L’autre : altérité et identité
C’est le thème choisi par le Centre Culturel HÂ 32 pour son cycle de conférences annuel 2024, est un sujet particulièrement large et ambitieux, et le psychanalyste que je suis devenu ne pouvait rester indifférent à un tel choix, tant il est vrai que la matière psychanalytique dans sa globalité se trouve concernée par une telle étude. La psychanalyse en tant que domaine de réflexion de même que la cure psychanalytique elle-même, ne font en définitive que nous enseigner et nous replacer constamment dans notre relation à l’autre, cœur de la structuration du psychisme et du développement du Moi.
Nous n’aurions pas d’existence sans l’autre et notamment notre premier Autre, c’est-à-dire notre mère qui nous a inconsciemment transmis, par sa « capacité de rêverie » (fonction alpha maternelle) ce que l’on appelle la relation d’objet, donc le lien à l’autre, qui est tantôt frustrant, tantôt gratifiant, que nous continuons à porter en nous, et qui fait de nous les adultes que nous sommes, avec notre sensibilité, et notre plus ou moins grande capacité à aller vers autrui.

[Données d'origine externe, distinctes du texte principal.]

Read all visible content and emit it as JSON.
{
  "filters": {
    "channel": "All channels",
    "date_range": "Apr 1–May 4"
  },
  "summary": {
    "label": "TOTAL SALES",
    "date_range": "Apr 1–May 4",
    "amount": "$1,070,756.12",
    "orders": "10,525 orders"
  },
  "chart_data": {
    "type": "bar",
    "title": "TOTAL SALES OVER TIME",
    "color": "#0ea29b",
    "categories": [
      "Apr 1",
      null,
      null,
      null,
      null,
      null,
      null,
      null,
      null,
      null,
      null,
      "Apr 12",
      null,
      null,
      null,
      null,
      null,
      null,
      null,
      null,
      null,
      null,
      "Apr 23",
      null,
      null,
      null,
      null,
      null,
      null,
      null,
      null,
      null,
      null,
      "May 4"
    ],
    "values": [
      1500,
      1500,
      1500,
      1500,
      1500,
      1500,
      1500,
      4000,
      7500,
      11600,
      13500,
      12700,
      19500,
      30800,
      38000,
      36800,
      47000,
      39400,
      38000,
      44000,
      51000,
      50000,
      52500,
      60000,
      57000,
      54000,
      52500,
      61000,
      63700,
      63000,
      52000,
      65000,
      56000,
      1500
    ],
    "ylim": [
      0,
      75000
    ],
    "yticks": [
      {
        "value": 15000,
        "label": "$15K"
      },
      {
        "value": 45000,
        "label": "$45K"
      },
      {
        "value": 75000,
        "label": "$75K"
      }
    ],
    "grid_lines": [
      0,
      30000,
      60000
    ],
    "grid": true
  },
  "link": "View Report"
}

Car l’autre est avant tout notre inconscient projeté sur l’objet aimé ou haï, et ce que l’on dit ou croit de l’autre, ce qu’on fantasme de l’autre, n’est que la révélation de nos désirs cachés ou de notre manque à vivre.
Mais ce grand et beau thème ne saurait être seulement circonscrit au domaine de la psychanalyse. Il est aussi d’une actualité brûlante lorsqu’il pose la question de l’immigration et de l’exil, (l’autre en sa qualité d’étranger), lorsqu’on évoque la sexualité (l’identité, le genre, l’altérité), ou tout simplement lorsque nous tendons la main à cet autre que la Bible appelle notre prochain.
Ce sera donc l’occasion de questionner une société qui nous enferme souvent dans nos égoïsmes, nos deuils et nos solitudes, lorsque l’on considère l’autre comme un adversaire sans réaliser ce qu’il peut nous apporter de précieux et de nouveau dans l’évolution de nos vies. Il y a fort à croire que nous devrions nous enrichir en humanité tout au long des interventions de ce cycle et que notre sensibilité personnelle ne pourra qu’en être renforcée.